If ${\tan ^{ - 1}}\sqrt 3 + {\cot ^{ - 1}}x = \dfrac{\pi }{2}$ then find the value of x.

Answer 1

Hint: To solve this problem we need to have basic knowledge about trigonometric and its values, and also basic calculation for simplifying the values.

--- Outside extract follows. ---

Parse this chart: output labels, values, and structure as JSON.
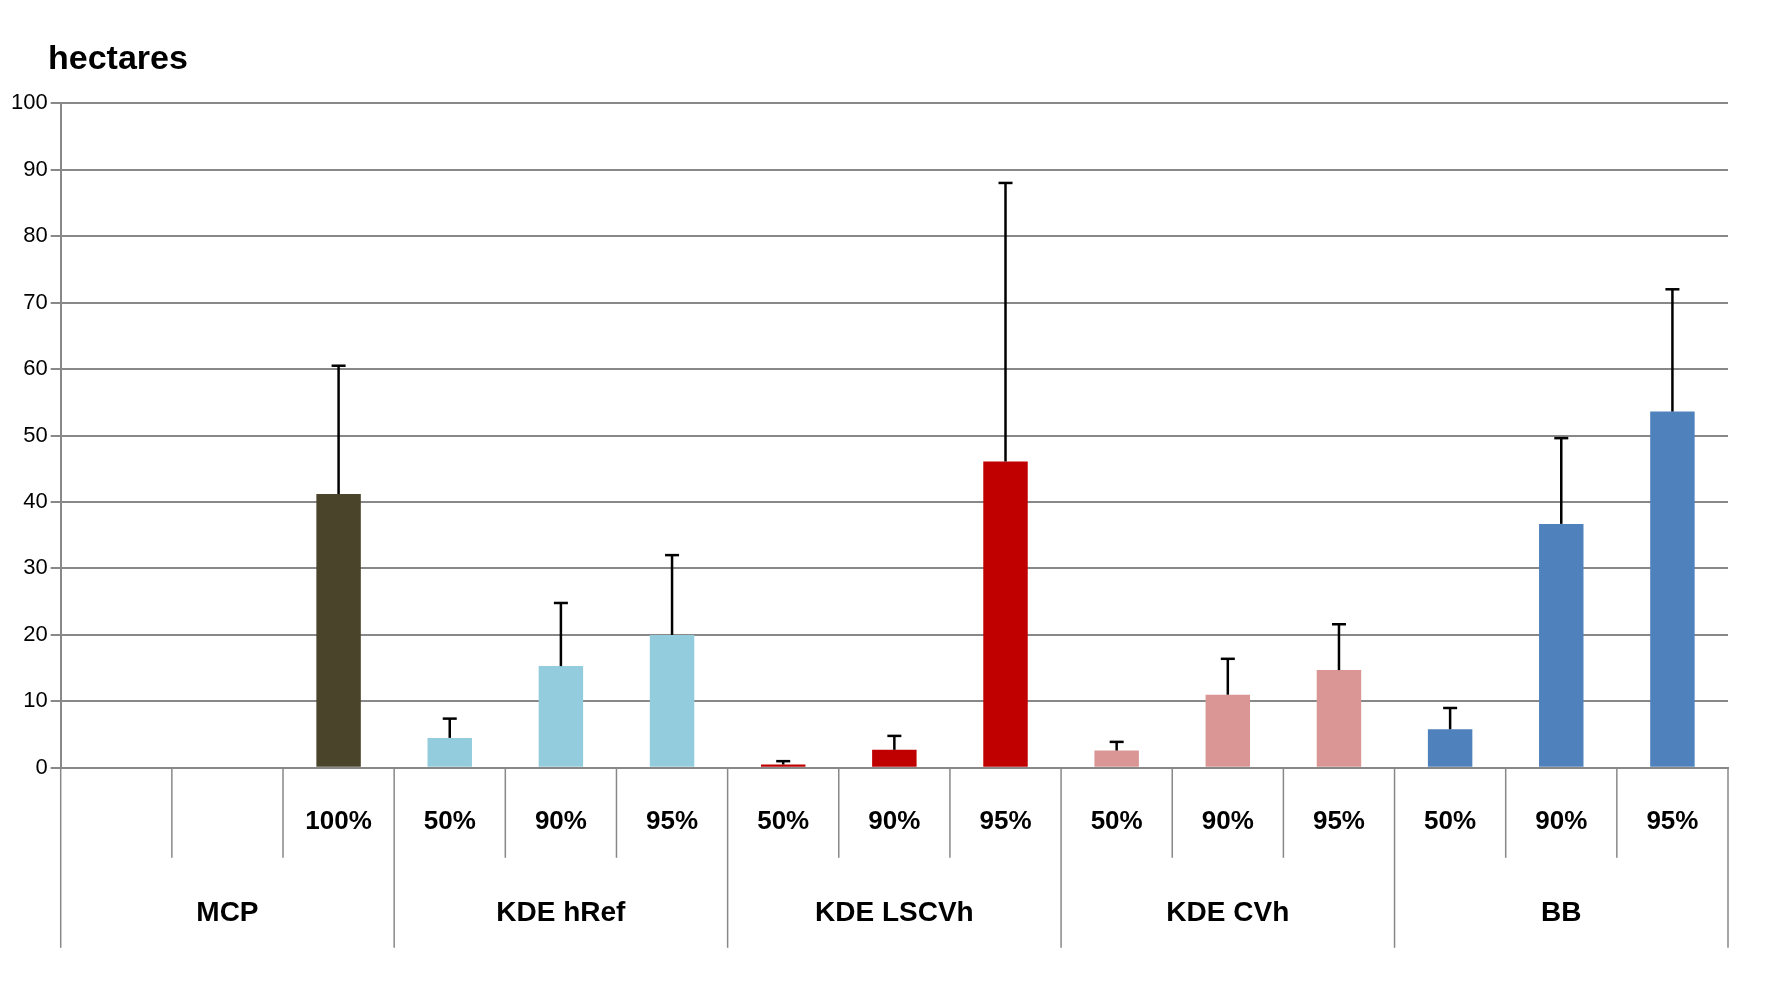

Complete step-by-step answer:
Given ${\tan ^{ - 1}}\sqrt 3 + {\cot ^{ - 1}}x = \dfrac{\pi }{2} - - - - - - - > (1)$
We know that ${\tan ^{ - 1}}\sqrt 3 = \dfrac{\pi }{3}$
On substituting the above value in equation (1), we get
$ \Rightarrow \dfrac{\pi }{3} + {\cot ^{ - 1}}x = \dfrac{\pi }{2}$
$ \Rightarrow {\cot ^{ - 1}}x = \dfrac{\pi }{2} - \dfrac{\pi }{3}$
On taking L.C.M we can rewrite the above term as
$
   \Rightarrow {\cot ^{ - 1}}x = \dfrac{{3\pi - 2\pi }}{6} \\
   \Rightarrow {\cot ^{ - 1}}x = \dfrac{\pi }{6} \\
 $
$
   \Rightarrow x = \cot \dfrac{\pi }{6} = \sqrt 3 \\
   \Rightarrow x = \sqrt 3 \\
 $
 Therefore the value of $x = \sqrt 3 $.

Note: In this problem we took the ${\tan ^{ - 1}}\sqrt 3 $ value and replaced it in the equation. Later we have simplified the $\pi$ values which is equal to cot inverse x and on further simplification we got x value. In this kind of problem instead of solving the equation it’s better to find the value of the term and simplify.